The 505 in Hell’s Kitchen had ILSA claims on contracts for 55 of the building’s 108 units at its peak. Six of those cases have since been dropped, and some of those buyers have closed on their units.
Parkview Developers amended the condo’s offering plan in April, more than a year after most of the contracts were signed, saying two units had been combined and another eight were being reserved for the sponsor, leaving only 99 units in the initial offering plan being sold before they were finished.
The developer’s attorney, Evan Schieber, said this exempts Parkview from ILSA disputes. However, attorney Lawrence Weiner — who is representing buyers at One Hunters Point, the 505, 5th on the Park and several other buildings — pointed to a recent Florida court ruling against developer 200 East Partners, which used a defense similar to the 505.
The court ruled in the buyers’ favor, saying the exemptions had to be in effect and disclosed “at the time the purchaser executed their purchase and sales agreement.”
Many developers consider a more recent case, Stein v. Paradigm Mirasol, as a ray of hope because the court ruled in favor of the developer.
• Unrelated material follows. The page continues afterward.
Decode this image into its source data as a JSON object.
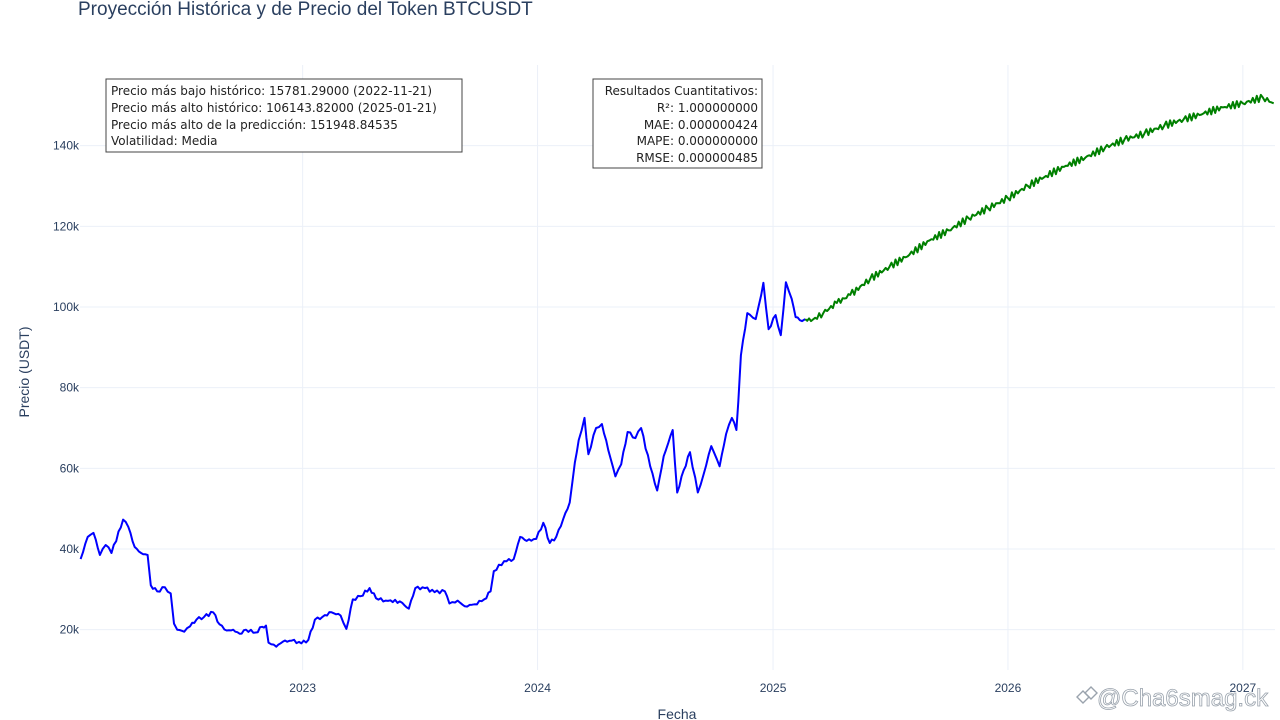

That opinion opened by noting that buyers are more motivated by the real estate bust than by the fraud the law is intended to protect against.
However, the case deals with an exemption few New York developers are claiming, called the “two-year completion exemption,” whereby a developer excludes himself from ILSA by promising to complete the unit within two years of the contract signing.
If New York courts rule in the buyers’ favor, Lederman said he will argue that developers shouldn’t be forced to fully refund the deposit.
“New York has what we believe is the strictest regulation of condo sales,” he said. “So there’s no basis for plaintiffs claiming fraud because of a failure to provide a HUD disclosure statement, because it has less information than what we’ve actually provided.”
Weiner disagreed. “There is liability for a violation of any section of ILSA regardless of intent. … If developers want the law changed, they should be seeking amendments to ILSA from the state legislature, not the courts.”